The tablets and gels are unnecessary to get children through teething, Janet Woodcock, director of the FDA’s Center for Drug Evaluation and Research, said in a news release.

“We recommend parents and caregivers not give homeopathic teething tablets and gels to children and seek advice from their health care professional for safe alternatives,” she said.

Regulators warned parents to be particularly careful if children suffer from seizures, difficulty breathing, lethargy, excessive sleepiness, muscle weakness, skin flushing, constipation, difficulty urinating or agitation, all signs of belladonna toxicity, after taking the teething remedies.

The warning comes six years after the FDA warned parents against using Hyland’s Teething Tablets.
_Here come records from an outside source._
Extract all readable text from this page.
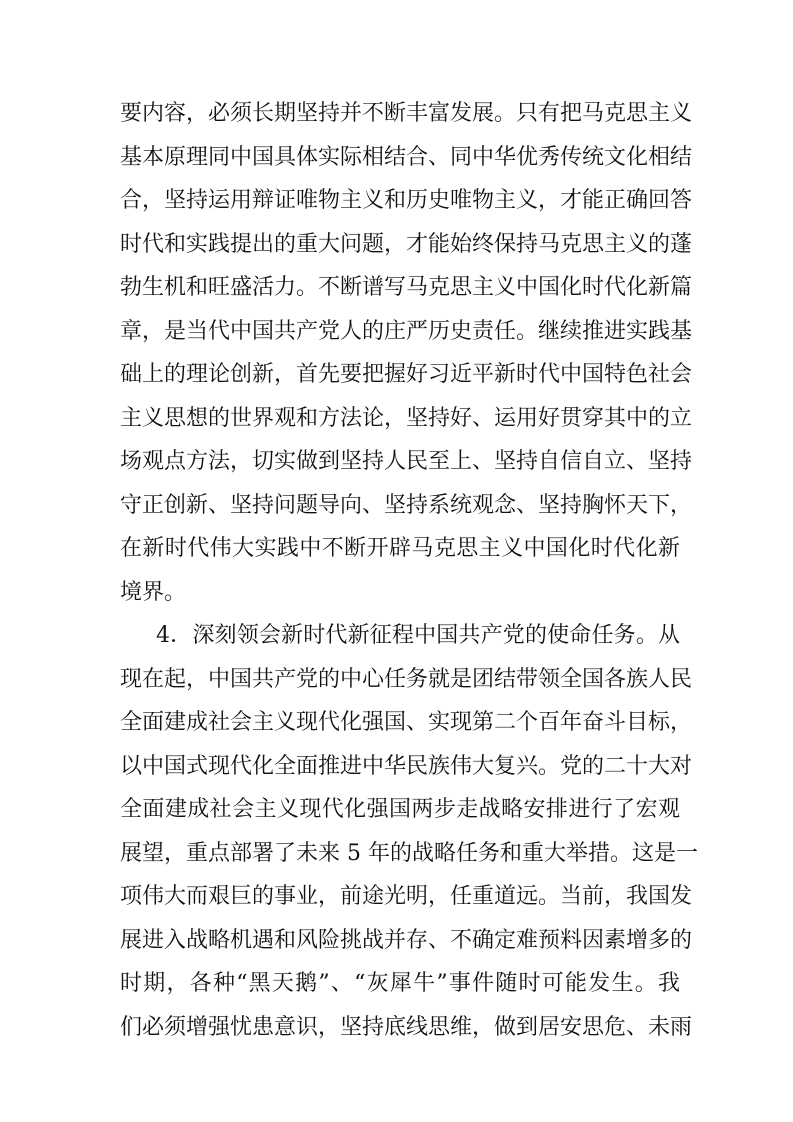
要内容，必须长期坚持并不断丰富发展。只有把马克思主义
基本原理同中国具体实际相结合、同中华优秀传统文化相结
合，坚持运用辩证唯物主义和历史唯物主义，才能正确回答
时代和实践提出的重大问题，才能始终保持马克思主义的蓬
勃生机和旺盛活力。不断谱写马克思主义中国化时代化新篇
章，是当代中国共产党人的庄严历史责任。继续推进实践基
础上的理论创新，首先要把握好习近平新时代中国特色社会
主义思想的世界观和方法论，坚持好、运用好贯穿其中的立
场观点方法，切实做到坚持人民至上、坚持自信自立、坚持
守正创新、坚持问题导向、坚持系统观念、坚持胸怀天下，
在新时代伟大实践中不断开辟马克思主义中国化时代化新
境界。
4．深刻领会新时代新征程中国共产党的使命任务。从
现在起，中国共产党的中心任务就是团结带领全国各族人民
全面建成社会主义现代化强国、实现第二个百年奋斗目标，
以中国式现代化全面推进中华民族伟大复兴。党的二十大对
全面建成社会主义现代化强国两步走战略安排进行了宏观
展望，重点部署了未来 5 年的战略任务和重大举措。这是一
项伟大而艰巨的事业，前途光明，任重道远。当前，我国发
展进入战略机遇和风险挑战并存、不确定难预料因素增多的
时期，各种“黑天鹅”、“灰犀牛”事件随时可能发生。我
们必须增强忧患意识，坚持底线思维，做到居安思危、未雨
Regulators said a laboratory analysis found that the tablets used an inconsistent amount of belladonna, a substance that can be toxic in large doses.

Belladonna, also known as deadly nightshade, is not uncommon in homeopathic remedies and is used by Hyland’s to combat redness, inflammation and general discomfort.

In a statement, Hyland’s described the FDA warning as a “surprise” and said the company is “confident that Hyland’s Baby Teething Tablets remain safe.”

The company is cooperating with the FDA investigation, although it said it had yet to learn of any of the data supporting the FDA’s warning.

The company’s teething tablets are sold over the counter and are tested for excessive belladonna content and contaminants, Hyland’s said.

“A 10-pound child would have to accidentally ingest, all at the same time, more than a dozen bottles of 135 Baby Teething Tablets before experiencing even dry mouth from the product,” the company said in a statement.

“Additionally, the body clears belladonna alkaloids from any single dose in a matter of hours,” making it unlikely that the substance would build in a person’s system, the company said.

The company also worried about “rumors” that cause “fear and worry” about belladonna.

“This new FDA statement increases the confusion,” the company said. “The safety and effectiveness of Hyland’s natural homeopathic medicines is our top priority. That’s why we work with regulators to ensure that our products meet the highest standards.”

However, the FDA said the tablets and gels have not been evaluated or approved for either safety or efficacy by the government agency. Regulators said they were unaware “of any proven health benefit of the products.”

The FDA is investigating the issue. Among other steps, regulators are testing product samples to determine whether there are unsafe levels of belladonna or other substances.